Das Madonnenbildnis umrahmend wurde es gemeinsam mit dem Innsbrucker Stadt- und dem Tiroler Landeswappen angebracht. Der Künstler war vermutlich Julius Seidler aus München, der Auftraggeber Anton Rauch. Er war seit 1902 Gemeinderat und von 1920 bis 1938 Bürgermeister von Mühlau. Diese Darstellung am Silo diente als Vorbild für das „offizielle“ derzeitige Mühlauer Stadtteilwappen: „Im roten Schild frei schwebend ein silbernes Mühlrad.“
Das im Neubau der Mühlauer Volksschule hängende Wappenexemplar entspricht hingegen nicht Mühlauer Vorstellungen. Es wurde zwar ebenfalls nach einem historischen Vorbild angefertigt, nämlich nach einer in der Rauchmühle aufbewahrten Ledermappe, welche die Verleihungsurkunde der 1930 an Anton Rauch verliehenen Mühlauer Ehrenbürgerschaft umschließt. Nur leider ist besagte Darstellung äußerst untypisch. Einerseits sind die Wasserschaufeln auf zwei Seiten auskragend, was keinen Sinn gibt, andererseits spricht die viereckige Achse mehr für ein Wasserrad einer Schmiede, was wiederum nicht zum Namen Mühlau passt.
Im Besonderen sei noch auf die den Mühlauern wohl vertrauteste Wappendarstellung hingewiesen. Es ist dies das Mühlrad auf der 1929 von Architekt Willi Stigler im Auftrag der Gemeinde Mühlau errichteten neuen Brunnensäule in Mühlau. Um dieses diagonal auf der Brunnensäule stehende Mühlrad rankt sich eine kleine Anekdote: Angeblich hat der in der Anton-Rauch-Straße Nr. 21 wohnende Bäckermeister Bobner einen beträchtlichen finanziellen Beitrag zur Errichtung derselben geleistet. Um aber auch optisch von der Neugestaltung mehr zu haben, soll er verlangt haben, daß das Mühlrad so gedreht werden müsse, dass er es von seinem Haus aus frontal zu Gesicht bekäme. Dies wurde in der Folge auch tatsächlich so durchgeführt. Wenn auch die Entscheidungsfindung über die Stellung des Mühlrades vermutlich komplizierter abgelaufen ist als uns überliefert, so ist doch zumindest eines festzuhalten: Für den aus der Anton-Rauch-Straße nach Mühlau Kommenden bietet nur die gewählte Lösung eine volle Ansicht des Mühlrades, und dies war mit Sicherheit beabsichtigt. Bei zukünftigen Überlegungen die Gestaltung des Mühlauer Dorfplatzes betreffend, sollte besonders Augenmerk darauf gerichtet werden, dass die Brunnensäule immer in der verlängerten Achse der Anton-Rauch-Straße zu stehen kommt, da ansonsten ein wesentliches gestalterisches Element des Mühlauer Dorfbrunnens verloren ginge.
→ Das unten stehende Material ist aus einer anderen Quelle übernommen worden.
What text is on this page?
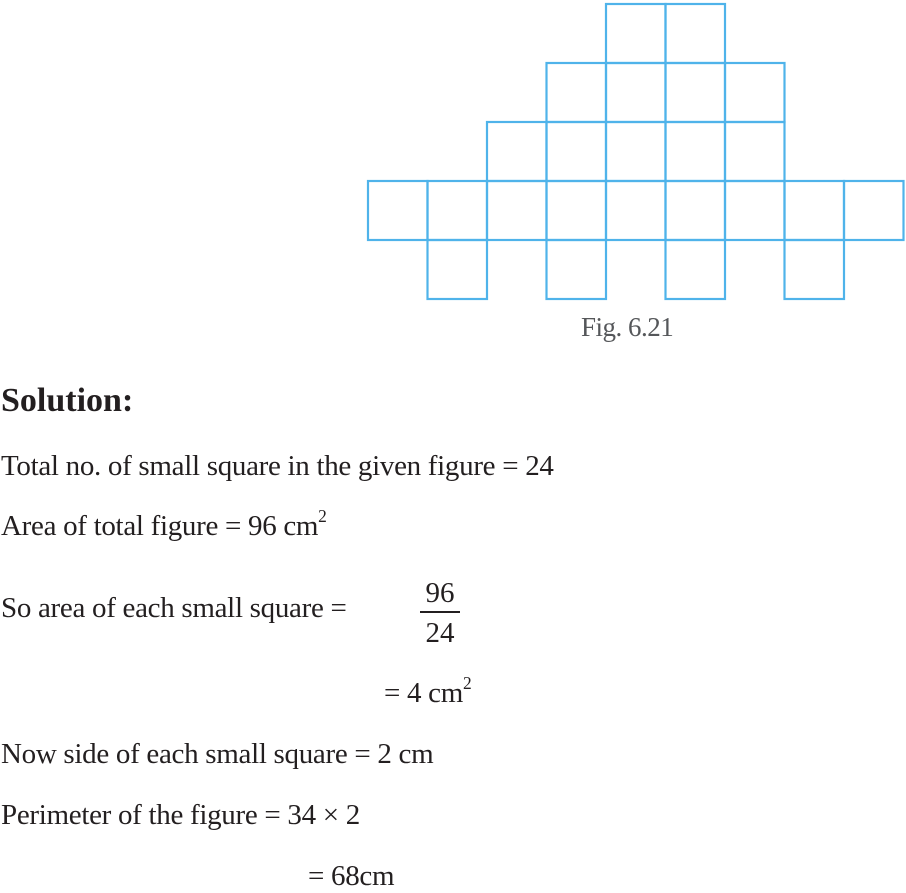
Fig. 6.21
Solution:
Total no. of small square in the given figure = 24
Area of total figure = 96 $cm^2$
So area of each small square =	96
24
= 4 $cm^2$
Now side of each small square = 2 cm
Perimeter of the figure = 34 × 2
= 68cm
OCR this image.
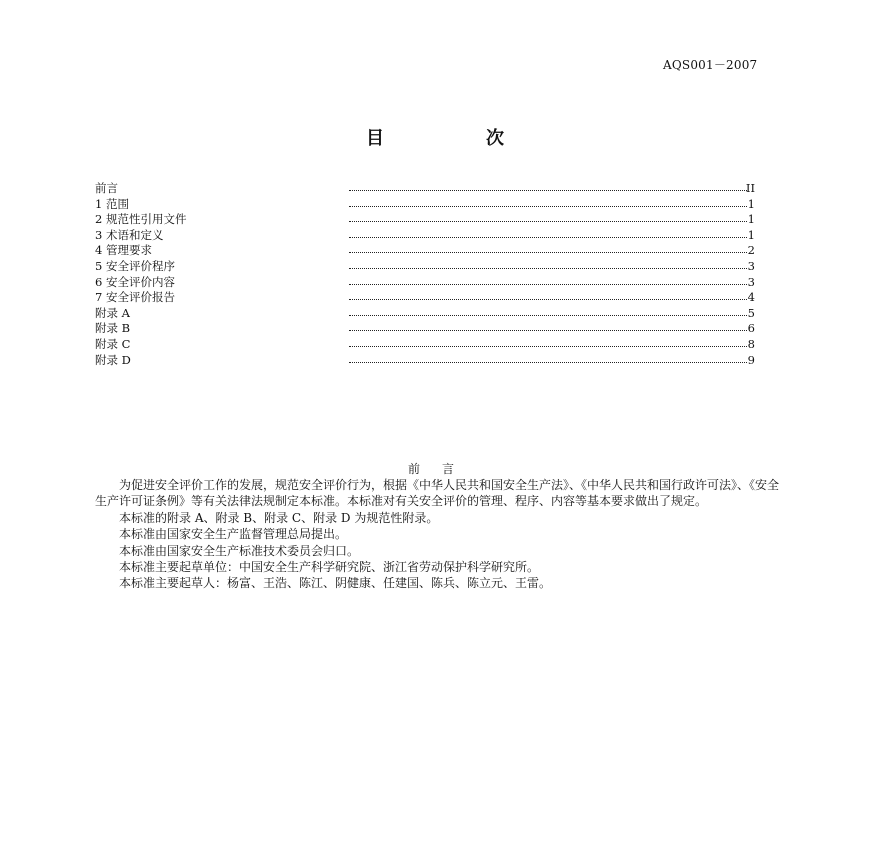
AQS001－2007
目	次
前言	II
1 范围	1
2 规范性引用文件	1
3 术语和定义	1
4 管理要求	2
5 安全评价程序	3
6 安全评价内容	3
7 安全评价报告	4
附录 A	5
附录 B	6
附录 C	8
附录 D	9
前言

为促进安全评价工作的发展，规范安全评价行为，根据《中华人民共和国安全生产法》、《中华人民共和国行政许可法》、《安全生产许可证条例》等有关法律法规制定本标准。本标准对有关安全评价的管理、程序、内容等基本要求做出了规定。

本标准的附录 A、附录 B、附录 C、附录 D 为规范性附录。

本标准由国家安全生产监督管理总局提出。

本标准由国家安全生产标准技术委员会归口。

本标准主要起草单位：中国安全生产科学研究院、浙江省劳动保护科学研究所。

本标准主要起草人：杨富、王浩、陈江、阴健康、任建国、陈兵、陈立元、王雷。
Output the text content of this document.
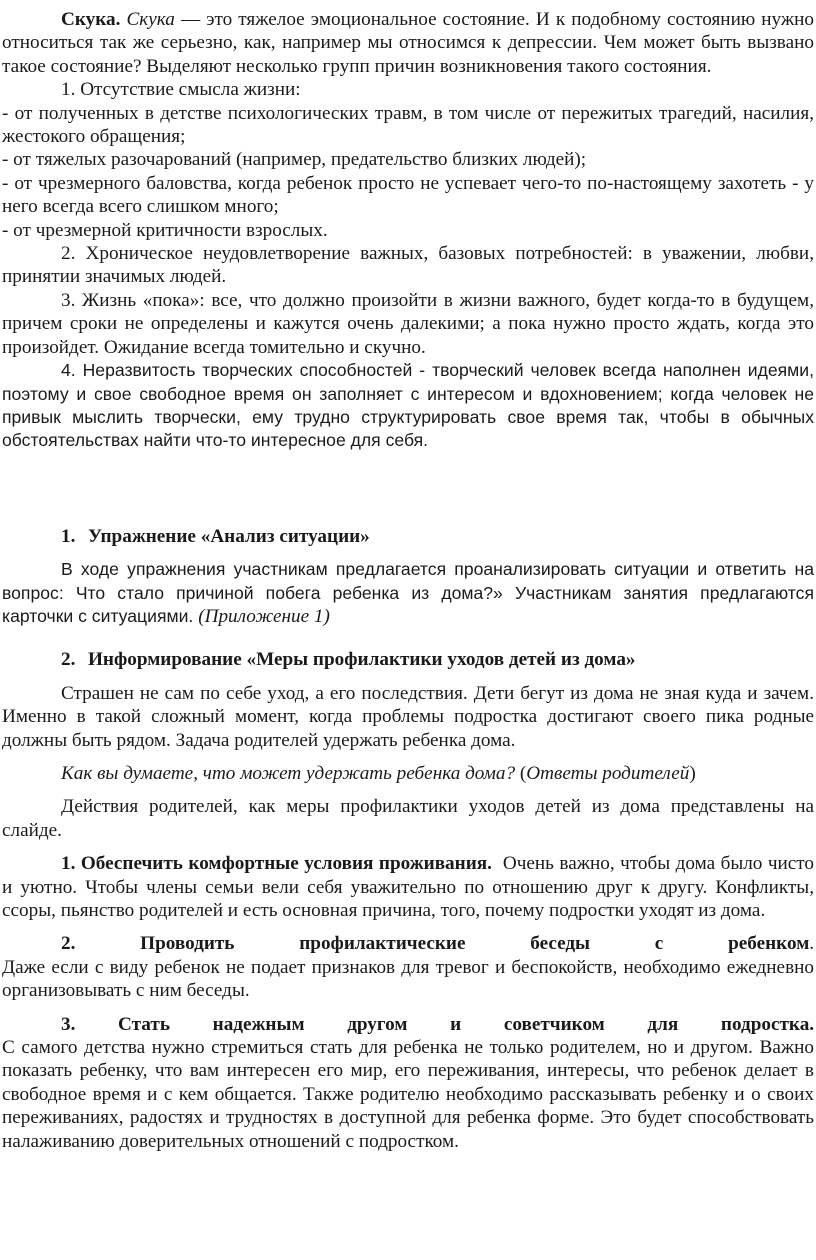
Скука. Скука — это тяжелое эмоциональное состояние. И к подобному состоянию нужно относиться так же серьезно, как, например мы относимся к депрессии. Чем может быть вызвано такое состояние? Выделяют несколько групп причин возникновения такого состояния.

1. Отсутствие смысла жизни:

- от полученных в детстве психологических травм, в том числе от пережитых трагедий, насилия, жестокого обращения;

- от тяжелых разочарований (например, предательство близких людей);

- от чрезмерного баловства, когда ребенок просто не успевает чего-то по-настоящему захотеть - у него всегда всего слишком много;

- от чрезмерной критичности взрослых.

2. Хроническое неудовлетворение важных, базовых потребностей: в уважении, любви, принятии значимых людей.

3. Жизнь «пока»: все, что должно произойти в жизни важного, будет когда-то в будущем, причем сроки не определены и кажутся очень далекими; а пока нужно просто ждать, когда это произойдет. Ожидание всегда томительно и скучно.

4. Неразвитость творческих способностей - творческий человек всегда наполнен идеями, поэтому и свое свободное время он заполняет с интересом и вдохновением; когда человек не привык мыслить творчески, ему трудно структурировать свое время так, чтобы в обычных обстоятельствах найти что-то интересное для себя.

1. Упражнение «Анализ ситуации»

В ходе упражнения участникам предлагается проанализировать ситуации и ответить на вопрос: Что стало причиной побега ребенка из дома?» Участникам занятия предлагаются карточки с ситуациями. (Приложение 1)

2. Информирование «Меры профилактики уходов детей из дома»

Страшен не сам по себе уход, а его последствия. Дети бегут из дома не зная куда и зачем. Именно в такой сложный момент, когда проблемы подростка достигают своего пика родные должны быть рядом. Задача родителей удержать ребенка дома.

Как вы думаете, что может удержать ребенка дома? (Ответы родителей)

Действия родителей, как меры профилактики уходов детей из дома представлены на слайде.

1. Обеспечить комфортные условия проживания. Очень важно, чтобы дома было чисто и уютно. Чтобы члены семьи вели себя уважительно по отношению друг к другу. Конфликты, ссоры, пьянство родителей и есть основная причина, того, почему подростки уходят из дома.

2.	Проводить	профилактические	беседы	с	ребенком.

Даже если с виду ребенок не подает признаков для тревог и беспокойств, необходимо ежедневно организовывать с ним беседы.

3. Стать надежным другом и советчиком для подростка.

С самого детства нужно стремиться стать для ребенка не только родителем, но и другом. Важно показать ребенку, что вам интересен его мир, его переживания, интересы, что ребенок делает в свободное время и с кем общается. Также родителю необходимо рассказывать ребенку и о своих переживаниях, радостях и трудностях в доступной для ребенка форме. Это будет способствовать налаживанию доверительных отношений с подростком.
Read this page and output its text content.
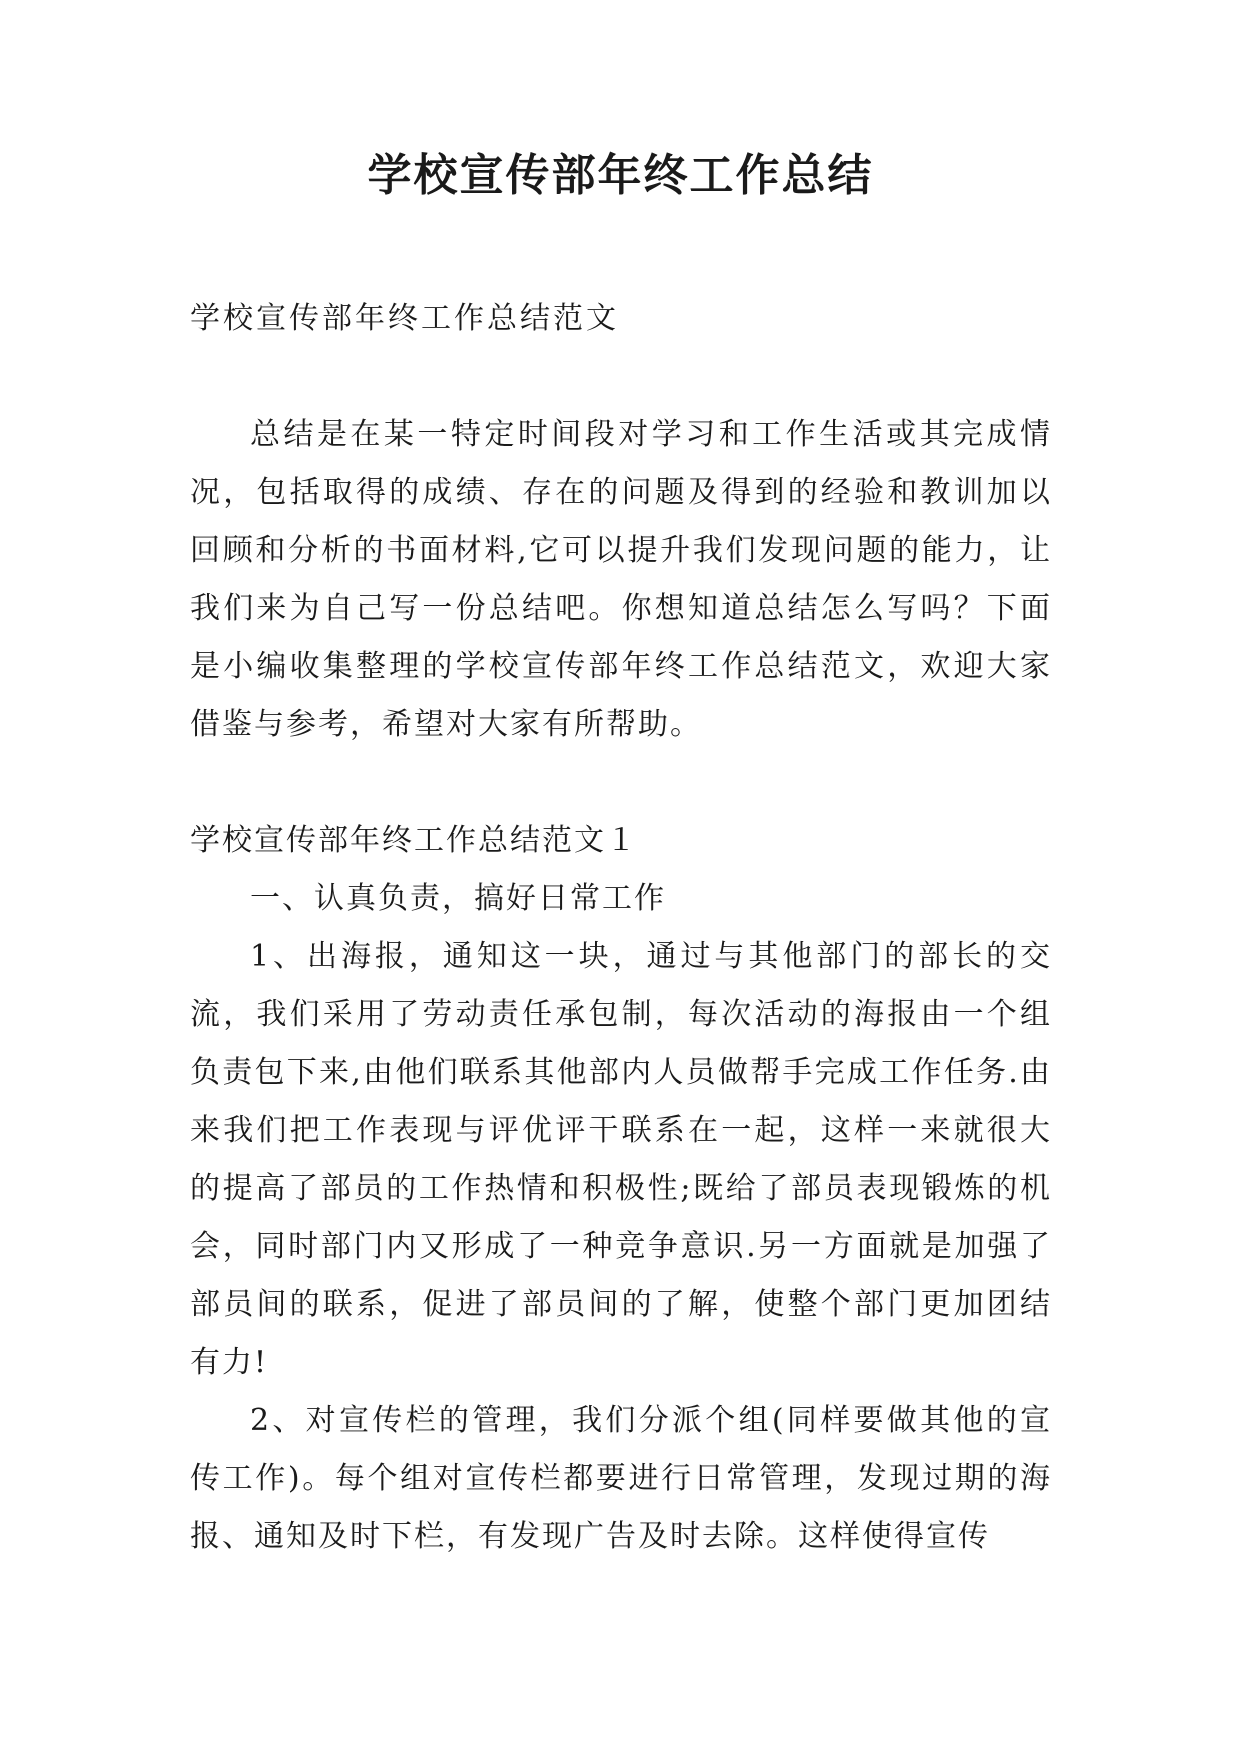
学校宣传部年终工作总结
学校宣传部年终工作总结范文

总结是在某一特定时间段对学习和工作生活或其完成情况，包括取得的成绩、存在的问题及得到的经验和教训加以回顾和分析的书面材料,它可以提升我们发现问题的能力，让我们来为自己写一份总结吧。你想知道总结怎么写吗？下面是小编收集整理的学校宣传部年终工作总结范文，欢迎大家借鉴与参考，希望对大家有所帮助。

学校宣传部年终工作总结范文１

一、认真负责，搞好日常工作

1、出海报，通知这一块，通过与其他部门的部长的交流，我们采用了劳动责任承包制，每次活动的海报由一个组负责包下来,由他们联系其他部内人员做帮手完成工作任务.由来我们把工作表现与评优评干联系在一起，这样一来就很大的提高了部员的工作热情和积极性;既给了部员表现锻炼的机会，同时部门内又形成了一种竞争意识.另一方面就是加强了部员间的联系，促进了部员间的了解，使整个部门更加团结有力!

2、对宣传栏的管理，我们分派个组(同样要做其他的宣传工作)。每个组对宣传栏都要进行日常管理，发现过期的海报、通知及时下栏，有发现广告及时去除。这样使得宣传
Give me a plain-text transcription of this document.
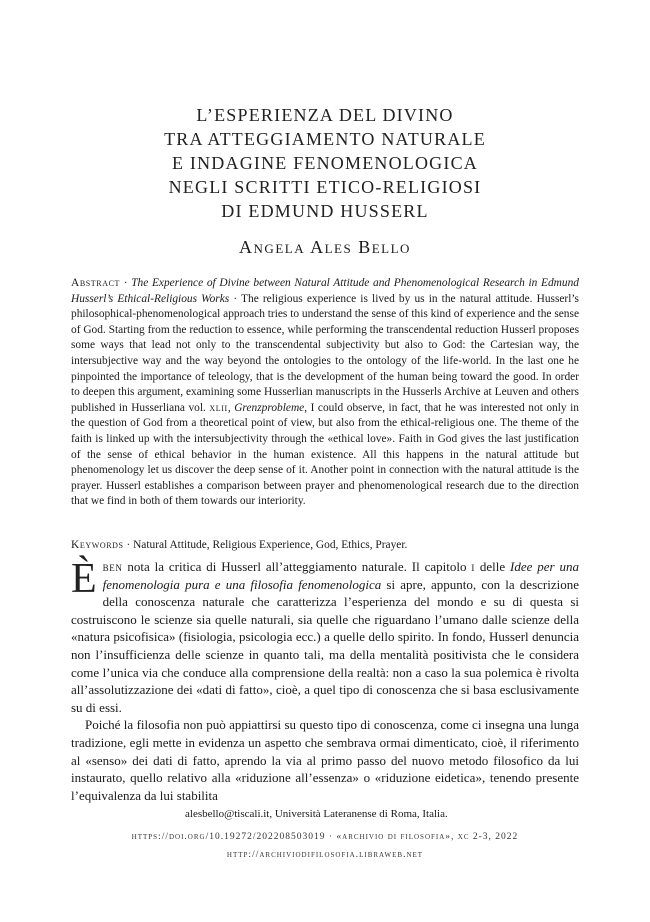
L’ESPERIENZA DEL DIVINO
TRA ATTEGGIAMENTO NATURALE
E INDAGINE FENOMENOLOGICA
NEGLI SCRITTI ETICO-RELIGIOSI
DI EDMUND HUSSERL
Angela Ales Bello
Abstract · The Experience of Divine between Natural Attitude and Phenomenological Research in Edmund Husserl’s Ethical-Religious Works · The religious experience is lived by us in the natural attitude. Husserl’s philosophical-phenomenological approach tries to understand the sense of this kind of experience and the sense of God. Starting from the reduction to essence, while performing the transcendental reduction Husserl proposes some ways that lead not only to the transcendental subjectivity but also to God: the Cartesian way, the intersubjective way and the way beyond the ontologies to the ontology of the life-world. In the last one he pinpointed the importance of teleology, that is the development of the human being toward the good. In order to deepen this argument, examining some Husserlian manuscripts in the Husserls Archive at Leuven and others published in Husserliana vol. xlii, Grenzprobleme, I could observe, in fact, that he was interested not only in the question of God from a theoretical point of view, but also from the ethical-religious one. The theme of the faith is linked up with the intersubjectivity through the «ethical love». Faith in God gives the last justification of the sense of ethical behavior in the human existence. All this happens in the natural attitude but phenomenology let us discover the deep sense of it. Another point in connection with the natural attitude is the prayer. Husserl establishes a comparison between prayer and phenomenological research due to the direction that we find in both of them towards our interiority.
Keywords · Natural Attitude, Religious Experience, God, Ethics, Prayer.

Èben nota la critica di Husserl all’atteggiamento naturale. Il capitolo i delle Idee per una fenomenologia pura e una filosofia fenomenologica si apre, appunto, con la descrizione della conoscenza naturale che caratterizza l’esperienza del mondo e su di questa si costruiscono le scienze sia quelle naturali, sia quelle che riguardano l’umano dalle scienze della «natura psicofisica» (fisiologia, psicologia ecc.) a quelle dello spirito. In fondo, Husserl denuncia non l’insufficienza delle scienze in quanto tali, ma della mentalità positivista che le considera come l’unica via che conduce alla comprensione della realtà: non a caso la sua polemica è rivolta all’assolutizzazione dei «dati di fatto», cioè, a quel tipo di conoscenza che si basa esclusivamente su di essi.

Poiché la filosofia non può appiattirsi su questo tipo di conoscenza, come ci insegna una lunga tradizione, egli mette in evidenza un aspetto che sembrava ormai dimenticato, cioè, il riferimento al «senso» dei dati di fatto, aprendo la via al primo passo del nuovo metodo filosofico da lui instaurato, quello relativo alla «riduzione all’essenza» o «riduzione eidetica», tenendo presente l’equivalenza da lui stabilita

alesbello@tiscali.it, Università Lateranense di Roma, Italia.
https://doi.org/10.19272/202208503019 · «archivio di filosofia», xc 2-3, 2022
http://archiviodifilosofia.libraweb.net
Zu guter Letzt sei noch darauf hingewiesen, dass das 1995 von der Interessengemeinschaft Hungerburg beschlossene Stadtteilwappen aus einem viergeteilten Schild besteht, wobei Feld zwei das rote Mühlauer Wappen wiedergibt. Es soll damit daran erinnert werden, dass ein Teil der Hungerburg auf ehemaligem Mühlauer Gemeindegrund liegt.
Das Mühlauer Wappen ist somit ein gewachsenes, wenngleich es derzeit einmal seine blaue Hintergrundfarbe, welche dem Wasser und dem ersten vorhandenen Vorbild von 1856 besser entspräche, verloren hat.